Temu lawak yang dulu pahit kini dikemas sebagai sirup. Di Akar Sari, misalnya, tersedia Sirup Tradisional Temu Lawak dalam kemasan botol. Pada labelnya tertera komposisi berupa temu lawak, gula aren, dan madu.
Ada pula sirup kunir asem dikatakan membantu dalam meremajakan kulit dan melarutkan lemak, juga untuk melangsingkan tubuh hingga menghilangkan bau tak sedap. Sirup alang-alang untuk mencegah panas dalam, dan sirup belimbing wuluh sebagai antiradang.
Jamu gendong
Di tengah tren tersebut, jamu rebusan konvensional tetap memiliki tempat khusus di hati masyarakat. Coba kita masuk Pasar Nguter, Kabupaten Sukoharjo, Jawa Tengah, yang merupakan pasar khusus bahan herbal. Di sana ada pedagang jamu gendong tetap kebanjiran pesanan, antara lain, Mbah Parinem (65) yang sudah berjualan jamu gendong sejak remaja telah memiliki konsumen fanatik.
Berjualan jamu gendong dari pukul 07.00 hingga 11.00, Parinem menghabiskan sepuluh botol jamu kunir asem, beras kencur, temu lawak, suruh, sambiloto, cabe puyang, godong kates, dan kepyukan.
Jamu cabe puyang paling digemari karena diyakini bisa menghilangkan rasa capek setelah bekerja keras seharian. Demi sajian jamu segar yang nikmat, Parinem sudah harus mulai meracik jamu dari pukul 04.00.
Satu gelas jamu gendong ini dijual seharga Rp 1.500. Jika badan tidak lelah, Parinem biasanya masih berkeliling jualan jamu gendong dari rumah ke rumah pada sore harinya, “Empon-empon-nya (aneka bahan herbal) saya ulek. Enggak pakai blender biar enak,” kata Parinem.

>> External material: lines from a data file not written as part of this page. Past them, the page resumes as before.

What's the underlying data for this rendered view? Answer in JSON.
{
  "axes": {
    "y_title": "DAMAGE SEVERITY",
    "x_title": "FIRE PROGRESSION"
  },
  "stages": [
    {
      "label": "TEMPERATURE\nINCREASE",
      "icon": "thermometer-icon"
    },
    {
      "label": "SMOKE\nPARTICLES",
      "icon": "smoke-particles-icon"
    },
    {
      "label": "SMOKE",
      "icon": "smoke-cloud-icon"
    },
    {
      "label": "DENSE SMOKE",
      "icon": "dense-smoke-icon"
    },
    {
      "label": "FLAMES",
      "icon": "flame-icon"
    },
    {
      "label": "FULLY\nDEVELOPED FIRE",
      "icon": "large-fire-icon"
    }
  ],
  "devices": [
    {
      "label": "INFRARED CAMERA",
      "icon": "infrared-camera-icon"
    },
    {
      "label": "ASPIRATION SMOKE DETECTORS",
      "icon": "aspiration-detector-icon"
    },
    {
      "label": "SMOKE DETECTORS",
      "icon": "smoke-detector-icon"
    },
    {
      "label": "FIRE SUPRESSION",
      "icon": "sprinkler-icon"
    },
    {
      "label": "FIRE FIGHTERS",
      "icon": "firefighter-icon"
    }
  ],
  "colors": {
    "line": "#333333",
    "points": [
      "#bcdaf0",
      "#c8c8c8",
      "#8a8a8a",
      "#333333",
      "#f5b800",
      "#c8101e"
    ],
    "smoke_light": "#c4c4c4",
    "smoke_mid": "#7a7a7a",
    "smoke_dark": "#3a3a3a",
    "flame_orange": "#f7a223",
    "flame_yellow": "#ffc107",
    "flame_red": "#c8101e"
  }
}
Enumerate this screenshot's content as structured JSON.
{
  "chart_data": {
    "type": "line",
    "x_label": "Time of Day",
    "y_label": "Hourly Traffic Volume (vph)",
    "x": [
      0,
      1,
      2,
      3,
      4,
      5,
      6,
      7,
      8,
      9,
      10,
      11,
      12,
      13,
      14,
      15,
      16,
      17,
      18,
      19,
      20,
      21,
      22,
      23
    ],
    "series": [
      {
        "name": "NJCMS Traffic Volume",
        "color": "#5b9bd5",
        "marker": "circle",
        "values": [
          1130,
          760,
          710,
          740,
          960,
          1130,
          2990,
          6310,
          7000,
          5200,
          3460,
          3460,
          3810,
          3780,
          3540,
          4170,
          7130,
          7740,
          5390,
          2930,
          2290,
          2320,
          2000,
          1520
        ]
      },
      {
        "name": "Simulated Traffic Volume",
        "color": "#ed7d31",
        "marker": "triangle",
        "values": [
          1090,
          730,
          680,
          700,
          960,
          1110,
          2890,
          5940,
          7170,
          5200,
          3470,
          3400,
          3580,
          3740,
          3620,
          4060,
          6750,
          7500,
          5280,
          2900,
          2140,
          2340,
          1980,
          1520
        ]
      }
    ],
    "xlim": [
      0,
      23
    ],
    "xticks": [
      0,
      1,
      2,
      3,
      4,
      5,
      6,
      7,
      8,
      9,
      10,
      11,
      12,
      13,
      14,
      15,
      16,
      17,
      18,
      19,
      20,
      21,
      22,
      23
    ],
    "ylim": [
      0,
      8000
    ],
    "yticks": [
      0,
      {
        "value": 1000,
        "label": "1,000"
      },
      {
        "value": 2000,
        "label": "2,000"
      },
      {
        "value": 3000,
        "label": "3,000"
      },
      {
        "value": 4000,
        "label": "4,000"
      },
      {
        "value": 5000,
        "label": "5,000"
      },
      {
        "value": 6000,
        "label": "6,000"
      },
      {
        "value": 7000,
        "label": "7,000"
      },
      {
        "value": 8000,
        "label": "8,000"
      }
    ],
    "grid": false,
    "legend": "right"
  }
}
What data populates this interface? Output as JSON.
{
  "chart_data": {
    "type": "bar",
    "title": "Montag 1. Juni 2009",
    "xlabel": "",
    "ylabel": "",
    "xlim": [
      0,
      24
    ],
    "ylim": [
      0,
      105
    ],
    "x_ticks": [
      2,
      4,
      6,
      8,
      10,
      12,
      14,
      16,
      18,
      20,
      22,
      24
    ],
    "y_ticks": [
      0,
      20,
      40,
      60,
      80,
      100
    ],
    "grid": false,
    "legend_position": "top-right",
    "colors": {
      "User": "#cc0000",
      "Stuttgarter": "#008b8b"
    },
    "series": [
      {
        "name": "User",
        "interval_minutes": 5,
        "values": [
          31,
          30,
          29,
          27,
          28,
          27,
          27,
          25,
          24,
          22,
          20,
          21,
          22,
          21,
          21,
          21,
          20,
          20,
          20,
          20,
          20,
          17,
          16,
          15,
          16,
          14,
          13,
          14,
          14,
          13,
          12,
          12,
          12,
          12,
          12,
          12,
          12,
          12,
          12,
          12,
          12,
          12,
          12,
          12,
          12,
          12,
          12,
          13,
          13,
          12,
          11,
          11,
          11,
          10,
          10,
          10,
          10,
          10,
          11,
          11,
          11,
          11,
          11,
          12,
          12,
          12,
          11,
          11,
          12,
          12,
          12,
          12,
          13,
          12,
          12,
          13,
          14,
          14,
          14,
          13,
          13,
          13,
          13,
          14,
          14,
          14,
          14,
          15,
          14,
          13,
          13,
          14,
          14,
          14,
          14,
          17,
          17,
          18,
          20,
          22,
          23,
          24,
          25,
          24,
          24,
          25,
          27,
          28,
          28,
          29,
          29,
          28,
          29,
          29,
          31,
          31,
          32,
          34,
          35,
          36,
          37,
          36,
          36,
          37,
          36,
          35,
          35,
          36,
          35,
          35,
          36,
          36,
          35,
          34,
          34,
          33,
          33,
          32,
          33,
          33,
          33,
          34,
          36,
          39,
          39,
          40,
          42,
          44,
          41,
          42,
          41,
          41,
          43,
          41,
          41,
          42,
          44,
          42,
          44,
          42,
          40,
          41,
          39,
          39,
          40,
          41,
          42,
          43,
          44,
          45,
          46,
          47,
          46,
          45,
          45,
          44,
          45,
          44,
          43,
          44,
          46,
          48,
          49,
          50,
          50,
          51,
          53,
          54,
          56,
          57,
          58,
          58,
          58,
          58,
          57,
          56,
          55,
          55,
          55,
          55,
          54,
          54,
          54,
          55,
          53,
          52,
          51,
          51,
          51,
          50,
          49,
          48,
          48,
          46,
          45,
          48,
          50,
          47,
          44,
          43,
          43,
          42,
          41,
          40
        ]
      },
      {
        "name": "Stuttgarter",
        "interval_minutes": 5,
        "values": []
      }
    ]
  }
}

Jamu rebusan aneka empon-empon ini juga digemari tukang cap batik di pabrik batik Danar Hadi, Solo. Sambil terus bekerja, dan menikmati gending-gending Jawa, mereka memesan jamu rebusan dari bakul jamu di belakang pabrik. Dengan layanan pesan antar, si mbok jamu membagikan gelas-gelas berisi aneka ragam jamu, seperti cabe puyang dan beras kencur, kepada para pekerja. Kata mereka, jamu gendongan membuat kuat bekerja mengecap sepuluh lembar batik per orang dari pagi, hingga petang hari.
Jamu memang minuman rakyat. Sampai muncul lagu rakyat ”Suwe Ora Jamu” yang artinya sudah lama tidak minum jamu. Mungkin benar, banyak orang yang sudah lama lupa menjamu.